What is The Difference Between Swine Flu and Regular Flu?

Whats the difference? With so much discussion about the H1N1 virus, or swine flu I'd like to know the difference between both diseases.
The swine flu is all over the news all the time, and normally i wouldn't care but my son has a cough and a little temperature.
Can you tell me the difference?

asked by Melrose in Diseases & Conditions | 1001 views | 01-06-2010 at 04:13 AM

The swine flu is a newer strain of flu for which we do not have any inbuilt immunity from previous occasions. Therefore it is likely to be more severe as our bodies do not have the antibodies already in place to combat the illness.

With seasonal flu, we know that seasons vary in terms of timing, duration and severity. Seasonal influenza can cause mild to severe illness, and at times can lead to death. Each year, in the United States, on average 36,000 people die from flu-related complications and more than 200,000 people are hospitalized from flu-related causes. Of those hospitalized, 20,000 are children younger than 5 years old. Over 90% of deaths and about 60 percent of hospitalization occur in people older than 65.
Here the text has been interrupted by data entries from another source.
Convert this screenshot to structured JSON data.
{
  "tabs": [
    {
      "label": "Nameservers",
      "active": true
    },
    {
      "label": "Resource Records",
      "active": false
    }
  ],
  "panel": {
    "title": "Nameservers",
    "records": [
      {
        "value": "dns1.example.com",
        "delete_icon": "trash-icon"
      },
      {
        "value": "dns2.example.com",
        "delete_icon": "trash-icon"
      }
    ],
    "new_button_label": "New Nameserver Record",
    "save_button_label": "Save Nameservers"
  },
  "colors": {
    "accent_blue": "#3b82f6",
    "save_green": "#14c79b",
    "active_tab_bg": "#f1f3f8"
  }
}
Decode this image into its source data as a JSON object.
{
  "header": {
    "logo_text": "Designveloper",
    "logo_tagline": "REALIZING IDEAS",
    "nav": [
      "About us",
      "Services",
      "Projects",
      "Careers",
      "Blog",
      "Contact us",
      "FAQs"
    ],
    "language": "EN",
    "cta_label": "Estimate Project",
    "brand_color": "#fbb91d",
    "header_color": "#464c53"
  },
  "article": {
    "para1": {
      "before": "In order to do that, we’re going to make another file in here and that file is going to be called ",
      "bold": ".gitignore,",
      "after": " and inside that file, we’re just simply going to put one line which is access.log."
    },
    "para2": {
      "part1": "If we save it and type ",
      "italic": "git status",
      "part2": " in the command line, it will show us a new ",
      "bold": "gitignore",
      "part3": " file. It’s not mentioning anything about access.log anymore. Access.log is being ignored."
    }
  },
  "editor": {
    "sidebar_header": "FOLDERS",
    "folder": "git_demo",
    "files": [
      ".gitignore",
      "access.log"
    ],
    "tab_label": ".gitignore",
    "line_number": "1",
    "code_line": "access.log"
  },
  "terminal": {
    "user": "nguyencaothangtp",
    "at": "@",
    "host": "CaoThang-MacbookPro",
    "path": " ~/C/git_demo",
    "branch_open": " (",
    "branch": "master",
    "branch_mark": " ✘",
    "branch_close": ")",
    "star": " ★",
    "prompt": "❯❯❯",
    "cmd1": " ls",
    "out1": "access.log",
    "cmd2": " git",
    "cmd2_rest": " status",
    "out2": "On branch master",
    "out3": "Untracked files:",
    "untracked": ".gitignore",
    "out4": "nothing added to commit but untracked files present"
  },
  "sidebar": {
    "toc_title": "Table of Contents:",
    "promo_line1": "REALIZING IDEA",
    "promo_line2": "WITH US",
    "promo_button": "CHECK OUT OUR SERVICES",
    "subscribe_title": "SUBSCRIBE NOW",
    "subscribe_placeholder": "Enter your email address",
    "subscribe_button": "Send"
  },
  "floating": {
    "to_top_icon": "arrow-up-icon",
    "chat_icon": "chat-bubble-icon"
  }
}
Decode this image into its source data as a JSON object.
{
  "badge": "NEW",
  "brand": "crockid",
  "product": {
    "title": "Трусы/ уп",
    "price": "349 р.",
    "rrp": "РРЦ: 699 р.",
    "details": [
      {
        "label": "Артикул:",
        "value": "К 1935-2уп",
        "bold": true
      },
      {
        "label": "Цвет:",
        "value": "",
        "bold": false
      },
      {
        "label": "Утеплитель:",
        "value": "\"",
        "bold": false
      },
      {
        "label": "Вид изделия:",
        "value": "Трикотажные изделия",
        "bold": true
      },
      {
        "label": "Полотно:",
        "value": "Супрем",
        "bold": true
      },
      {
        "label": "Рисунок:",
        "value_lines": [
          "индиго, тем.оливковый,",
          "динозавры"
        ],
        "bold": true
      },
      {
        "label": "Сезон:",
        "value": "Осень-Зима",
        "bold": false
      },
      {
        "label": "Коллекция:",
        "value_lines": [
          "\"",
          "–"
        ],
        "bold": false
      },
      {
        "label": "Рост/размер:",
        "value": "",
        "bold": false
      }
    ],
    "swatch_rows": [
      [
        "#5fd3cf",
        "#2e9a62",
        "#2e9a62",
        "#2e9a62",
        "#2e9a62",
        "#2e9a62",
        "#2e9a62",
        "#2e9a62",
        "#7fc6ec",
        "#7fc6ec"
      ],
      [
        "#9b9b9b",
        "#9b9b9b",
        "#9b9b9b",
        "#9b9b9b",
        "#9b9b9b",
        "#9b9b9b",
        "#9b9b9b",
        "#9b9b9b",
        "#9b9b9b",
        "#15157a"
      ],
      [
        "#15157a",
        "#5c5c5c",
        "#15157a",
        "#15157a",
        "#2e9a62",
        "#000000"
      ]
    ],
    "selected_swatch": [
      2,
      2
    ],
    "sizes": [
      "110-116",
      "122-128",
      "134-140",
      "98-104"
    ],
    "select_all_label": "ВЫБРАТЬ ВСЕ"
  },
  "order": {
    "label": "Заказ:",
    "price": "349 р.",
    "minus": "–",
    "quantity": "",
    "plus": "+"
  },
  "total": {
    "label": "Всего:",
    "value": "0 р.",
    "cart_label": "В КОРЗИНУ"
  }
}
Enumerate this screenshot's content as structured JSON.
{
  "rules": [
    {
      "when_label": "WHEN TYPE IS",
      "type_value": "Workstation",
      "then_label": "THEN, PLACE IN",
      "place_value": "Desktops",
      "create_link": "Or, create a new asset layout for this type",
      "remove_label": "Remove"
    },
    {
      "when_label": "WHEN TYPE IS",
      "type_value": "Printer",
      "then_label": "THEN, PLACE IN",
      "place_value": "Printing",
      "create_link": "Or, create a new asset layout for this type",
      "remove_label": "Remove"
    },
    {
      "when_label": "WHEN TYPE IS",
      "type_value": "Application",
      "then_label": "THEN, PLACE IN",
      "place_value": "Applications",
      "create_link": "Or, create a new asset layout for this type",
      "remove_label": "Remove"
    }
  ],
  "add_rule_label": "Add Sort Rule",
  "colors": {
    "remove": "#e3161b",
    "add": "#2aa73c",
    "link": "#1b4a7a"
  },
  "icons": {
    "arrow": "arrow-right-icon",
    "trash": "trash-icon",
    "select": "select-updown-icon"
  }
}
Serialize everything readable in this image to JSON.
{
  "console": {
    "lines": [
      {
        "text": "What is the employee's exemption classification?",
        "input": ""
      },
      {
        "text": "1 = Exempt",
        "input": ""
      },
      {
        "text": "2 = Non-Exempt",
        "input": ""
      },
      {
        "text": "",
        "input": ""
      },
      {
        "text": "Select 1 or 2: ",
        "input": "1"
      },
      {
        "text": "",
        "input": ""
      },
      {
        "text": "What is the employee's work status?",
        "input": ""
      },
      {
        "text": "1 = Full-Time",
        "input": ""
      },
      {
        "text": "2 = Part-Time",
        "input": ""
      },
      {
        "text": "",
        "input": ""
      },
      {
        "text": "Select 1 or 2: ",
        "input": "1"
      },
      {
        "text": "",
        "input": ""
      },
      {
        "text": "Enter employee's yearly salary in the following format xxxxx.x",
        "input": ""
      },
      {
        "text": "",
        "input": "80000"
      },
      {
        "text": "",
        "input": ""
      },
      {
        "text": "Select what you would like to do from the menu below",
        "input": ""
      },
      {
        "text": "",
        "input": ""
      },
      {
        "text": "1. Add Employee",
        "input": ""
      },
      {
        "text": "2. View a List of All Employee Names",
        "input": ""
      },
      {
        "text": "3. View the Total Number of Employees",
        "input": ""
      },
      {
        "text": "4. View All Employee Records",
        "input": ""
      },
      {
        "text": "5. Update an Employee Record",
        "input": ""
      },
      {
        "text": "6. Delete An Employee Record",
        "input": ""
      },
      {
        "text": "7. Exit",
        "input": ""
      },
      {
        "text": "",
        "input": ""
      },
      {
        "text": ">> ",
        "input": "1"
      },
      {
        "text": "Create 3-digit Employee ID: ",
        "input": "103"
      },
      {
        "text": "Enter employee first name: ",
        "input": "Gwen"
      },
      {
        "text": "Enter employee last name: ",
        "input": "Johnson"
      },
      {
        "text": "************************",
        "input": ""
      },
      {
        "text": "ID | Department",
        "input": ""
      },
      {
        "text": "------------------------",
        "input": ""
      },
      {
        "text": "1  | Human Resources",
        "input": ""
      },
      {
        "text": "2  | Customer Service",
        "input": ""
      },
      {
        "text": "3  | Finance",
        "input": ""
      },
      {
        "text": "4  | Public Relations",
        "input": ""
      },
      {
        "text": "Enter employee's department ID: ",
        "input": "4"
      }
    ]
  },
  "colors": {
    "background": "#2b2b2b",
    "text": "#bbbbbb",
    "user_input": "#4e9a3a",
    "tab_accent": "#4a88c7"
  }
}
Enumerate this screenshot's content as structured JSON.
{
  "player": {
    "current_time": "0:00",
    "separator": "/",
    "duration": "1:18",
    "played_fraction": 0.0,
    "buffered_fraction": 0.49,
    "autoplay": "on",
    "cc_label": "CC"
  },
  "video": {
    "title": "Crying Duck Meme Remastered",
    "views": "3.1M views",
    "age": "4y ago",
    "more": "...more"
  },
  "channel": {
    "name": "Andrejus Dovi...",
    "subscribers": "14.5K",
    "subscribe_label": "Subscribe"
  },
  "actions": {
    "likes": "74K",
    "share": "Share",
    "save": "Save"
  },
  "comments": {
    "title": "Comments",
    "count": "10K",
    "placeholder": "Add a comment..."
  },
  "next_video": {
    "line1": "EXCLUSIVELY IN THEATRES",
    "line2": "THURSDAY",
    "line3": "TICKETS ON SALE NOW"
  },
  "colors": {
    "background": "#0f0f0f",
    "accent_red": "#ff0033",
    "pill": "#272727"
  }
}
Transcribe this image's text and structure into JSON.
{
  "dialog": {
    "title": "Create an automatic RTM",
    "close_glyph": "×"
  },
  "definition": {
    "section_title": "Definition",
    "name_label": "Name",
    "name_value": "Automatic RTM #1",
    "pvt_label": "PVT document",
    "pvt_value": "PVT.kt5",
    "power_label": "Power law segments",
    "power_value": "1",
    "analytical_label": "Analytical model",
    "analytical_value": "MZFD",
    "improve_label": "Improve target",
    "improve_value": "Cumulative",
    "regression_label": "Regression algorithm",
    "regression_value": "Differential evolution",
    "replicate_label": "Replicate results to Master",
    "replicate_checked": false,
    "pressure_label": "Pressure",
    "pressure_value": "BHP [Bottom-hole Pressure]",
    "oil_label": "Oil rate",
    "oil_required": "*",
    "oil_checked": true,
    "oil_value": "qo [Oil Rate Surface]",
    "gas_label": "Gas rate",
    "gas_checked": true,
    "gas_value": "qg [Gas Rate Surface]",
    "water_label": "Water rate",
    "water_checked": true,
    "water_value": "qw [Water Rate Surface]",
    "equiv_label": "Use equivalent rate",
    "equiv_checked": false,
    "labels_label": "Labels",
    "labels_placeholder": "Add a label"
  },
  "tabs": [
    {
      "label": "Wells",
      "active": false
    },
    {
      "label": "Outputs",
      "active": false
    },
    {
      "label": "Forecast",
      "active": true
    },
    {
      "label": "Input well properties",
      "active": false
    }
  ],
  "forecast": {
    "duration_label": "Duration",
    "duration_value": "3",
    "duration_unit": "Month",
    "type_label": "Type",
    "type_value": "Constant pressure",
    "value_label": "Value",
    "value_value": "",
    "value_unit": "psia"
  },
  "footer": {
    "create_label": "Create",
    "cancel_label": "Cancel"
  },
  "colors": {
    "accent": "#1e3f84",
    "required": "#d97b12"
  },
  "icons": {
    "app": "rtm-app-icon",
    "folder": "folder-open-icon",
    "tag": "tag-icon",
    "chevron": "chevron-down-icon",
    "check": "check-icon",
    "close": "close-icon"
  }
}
What are the signs and symptoms of this virus in people?
The symptoms of this new H1N1 flu virus in people are similar to the symptoms of seasonal flu and include fever, cough, sore throat, runny or stuffy nose, body aches, headache, chills and fatigue. A significant number of people who have been infected with this virus also have reported diarrhea and vomiting. Also, like seasonal flu, severe illnesses and death has occurred as a result of illness associated with this virus.
How does novel H1N1 flu compare to seasonal flu in terms of its severity and infection rates?
CDC is still learning about the severity of the novel H1N1 flu virus. At this time, there is not enough information to predict how severe this novel H1N1 flu outbreak will be in terms of illness and death or how it will compare with seasonal influenza.

With seasonal flu, we know that seasons vary in terms of timing, duration and severity. Seasonal influenza can cause mild to severe illness, and at times can lead to death. Each year, in the United States, on average 36,000 people die from flu-related complications and more than 200,000 people are hospitalized from flu-related causes. Of those hospitalized, 20,000 are children younger than 5 years old. Over 90% of deaths and about 60 percent of hospitalization occur in people older than 65.

So far, with novel H1N1 flu, the largest number of novel H1N1 flu confirmed and probable cases have occurred in people between the ages of 5 and 24-years-old. At this time, there are few cases and no deaths reported in people older than 64 years old, which is unusual when compared with seasonal flu. However, pregnancy and other previously recognized high risk medical conditions from seasonal influenza appear to be associated with increased risk of complications from this novel H1N1.